*This restaurant is now closed*
My geography trivia knowledge is seriously ropey.
It was only this year I discovered that Washington D.C. isn’t in Washington State. Surely, I ignorantly believed, it’s only logical they’re in the same place.
Also, when it comes to the locations of British counties, I’m pretty clueless too. This is evidenced by my embarrassingly low high score on County Count-up.
So, you can imagine, when I heard City Road’s latest addition was Oz Urfa, a Mesopotamian restaurant, my first response was: Mesopotamia?
A quick Wikipedia search later, I was enlightened and back in familiar City Road territory. Kebabs.
Well, mostly kebabs. Oz Urfa also has a large selection of mezze for starters and some interesting casseroles and grilled fish dishes for mains.
On the Friday evening we visited, Oz Urfa was rammed. I’m guessing this is in part due to its high ranking on Tripadvisor, but also because there are only six tables. Its diddy size along with the bustling open plan kitchen and warm service all contribute to a cosy, homely feel.
Whilst we ordered soft drinks to go with our meal, we became increasingly envious of the tables next to us making good use of Oz Urfa’s BYOB policy.
Starters were excellent. A complimentary basket of bread was up there with the best I’ve eaten on City Road – warm, soft and plentiful.
The standouts of our very good mixed meze (£4) were a light hummus, a zingy mint yoghurt dip, and a spicy, red-coloured dish made with peppers, aubergines and sun-dried tomatoes.
A wonderfully fresh, salad of tomato, cucumber, lettuce and pomegranate seeds, was dressed with sweet pomegranate juice and olive oil.
Lahmacun (£2), a Turkish pizza, was well proportioned, flavoured and priced; the thin, crisp base was topped with finely ground, spiced lamb.
However, things went off-menu with our mains.

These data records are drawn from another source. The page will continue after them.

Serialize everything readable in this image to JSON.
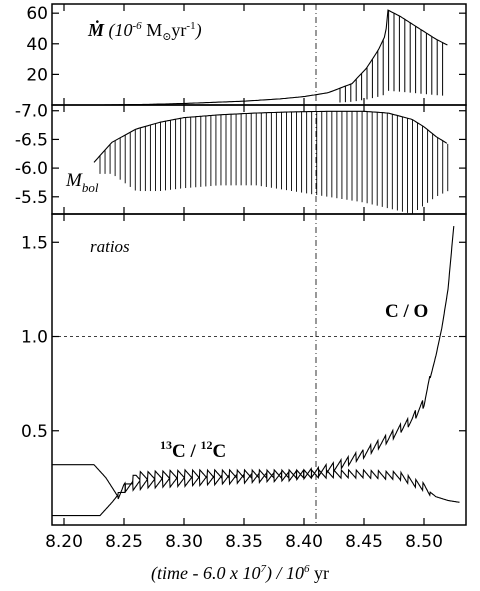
{
  "chart_data": [
    {
      "type": "line",
      "panel": "mdot",
      "label_html": [
        "Ṁ",
        " (10",
        "-6",
        " M",
        "⊙",
        "yr",
        "-1",
        ")"
      ],
      "ylim": [
        0,
        66
      ],
      "yticks": [
        20,
        40,
        60
      ],
      "ytick_labels": [
        "20",
        "40",
        "60"
      ],
      "xlim": [
        8.19,
        8.535
      ],
      "series": [
        {
          "x": [
            8.23,
            8.25,
            8.27,
            8.3,
            8.32,
            8.35,
            8.38,
            8.4,
            8.42,
            8.44,
            8.452,
            8.462,
            8.468,
            8.47,
            8.48,
            8.49,
            8.5,
            8.51,
            8.52
          ],
          "y": [
            0.0,
            0.2,
            0.4,
            1.0,
            1.6,
            2.5,
            4.0,
            5.5,
            8.0,
            14.0,
            24.0,
            36.0,
            46.0,
            62.0,
            58.0,
            53.0,
            48.0,
            43.0,
            39.0
          ],
          "pulses": "mass-loss spikes at each thermal pulse",
          "pulse_peaks": [
            [
              8.42,
              8.5
            ],
            [
              8.44,
              15.0
            ],
            [
              8.45,
              22.0
            ],
            [
              8.458,
              32.0
            ],
            [
              8.464,
              42.0
            ],
            [
              8.468,
              48.0
            ],
            [
              8.472,
              35.0
            ],
            [
              8.48,
              30.0
            ],
            [
              8.49,
              25.0
            ],
            [
              8.5,
              20.0
            ],
            [
              8.51,
              16.0
            ],
            [
              8.52,
              12.0
            ]
          ]
        }
      ]
    },
    {
      "type": "line",
      "panel": "mbol",
      "label_parts": [
        "M",
        "bol"
      ],
      "ylim": [
        -5.2,
        -7.1
      ],
      "yticks": [
        -7.0,
        -6.5,
        -6.0,
        -5.5
      ],
      "ytick_labels": [
        "-7.0",
        "-6.5",
        "-6.0",
        "-5.5"
      ],
      "xlim": [
        8.19,
        8.535
      ],
      "series": [
        {
          "x": [
            8.225,
            8.24,
            8.26,
            8.28,
            8.3,
            8.33,
            8.36,
            8.39,
            8.42,
            8.45,
            8.47,
            8.49,
            8.5,
            8.51,
            8.52
          ],
          "y": [
            -6.1,
            -6.45,
            -6.68,
            -6.8,
            -6.88,
            -6.93,
            -6.96,
            -6.98,
            -6.99,
            -6.99,
            -6.96,
            -6.85,
            -6.72,
            -6.55,
            -6.42
          ],
          "dip_min": [
            -5.9,
            -5.9,
            -5.6,
            -5.6,
            -5.65,
            -5.7,
            -5.7,
            -5.6,
            -5.5,
            -5.4,
            -5.3,
            -5.2,
            -5.35,
            -5.5,
            -5.6
          ]
        }
      ]
    },
    {
      "type": "line",
      "panel": "ratios",
      "panel_label": "ratios",
      "ylim": [
        0.0,
        1.65
      ],
      "yticks": [
        0.5,
        1.0,
        1.5
      ],
      "ytick_labels": [
        "0.5",
        "1.0",
        "1.5"
      ],
      "xlim": [
        8.19,
        8.535
      ],
      "xticks": [
        8.2,
        8.25,
        8.3,
        8.35,
        8.4,
        8.45,
        8.5
      ],
      "xtick_labels": [
        "8.20",
        "8.25",
        "8.30",
        "8.35",
        "8.40",
        "8.45",
        "8.50"
      ],
      "xlabel_parts": [
        "(time - 6.0 x 10",
        "7",
        ") / 10",
        "6",
        " yr"
      ],
      "reference_line_y": 1.0,
      "reference_line_x": 8.41,
      "series": [
        {
          "name_parts": [
            "C / O"
          ],
          "x": [
            8.19,
            8.215,
            8.23,
            8.24,
            8.25,
            8.27,
            8.3,
            8.33,
            8.36,
            8.39,
            8.41,
            8.43,
            8.45,
            8.47,
            8.49,
            8.5,
            8.51,
            8.515,
            8.52,
            8.525
          ],
          "y": [
            0.05,
            0.05,
            0.05,
            0.12,
            0.2,
            0.22,
            0.23,
            0.24,
            0.25,
            0.26,
            0.28,
            0.32,
            0.38,
            0.46,
            0.56,
            0.65,
            0.9,
            1.05,
            1.25,
            1.6
          ],
          "oscillation": 0.05
        },
        {
          "name_parts": [
            "13",
            "C / ",
            "12",
            "C"
          ],
          "x": [
            8.19,
            8.225,
            8.235,
            8.245,
            8.26,
            8.3,
            8.35,
            8.4,
            8.45,
            8.48,
            8.5,
            8.51,
            8.52,
            8.53
          ],
          "y": [
            0.32,
            0.32,
            0.25,
            0.15,
            0.26,
            0.27,
            0.27,
            0.27,
            0.27,
            0.26,
            0.2,
            0.15,
            0.13,
            0.12
          ],
          "oscillation": 0.045
        }
      ]
    }
  ]
}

My siverek, a mixed kebab (£10) was missing the advertised chicken shish & lamb rib. This left me with well seasoned yet slightly dry lamb kofta, superbly juicy flame-licked chicken wings and disappointingly chewy lamb shish.
A mound of sticky, buttery, noodle flecked rice and a chargrilled green pepper and tomatoes were both excellent additions to the place.
Mrs G’s main was even more renegade. Despite ordering Ali Nazik (£10), a dish of smoky aubergine topped with chicken shish, she ended up with a casserole, albeit a very good casserole.
The bubbling stew comprised of tender chicken, sweet tomatoes and soft onions in a peppery, garlicky, buttery sauce. When we pointed out the error to the helpful waiter, a plate of rather good aubergine béchamel was delivered. Apparently, the two would combine to make Mrs G’s original order; I’m not convinced.
Going someway to make up for the main course mess-up was a superb complimentary plate of warm, crisp baklava oozing with syrup and nuts.
I wish I could praise our meal at Oz Urfa without fault. However, the middle of the meal was just a bit too skew-whiff. In spite of this, I’d happily recommend a visit – it would be worth the trip even for the bread and baklava alone.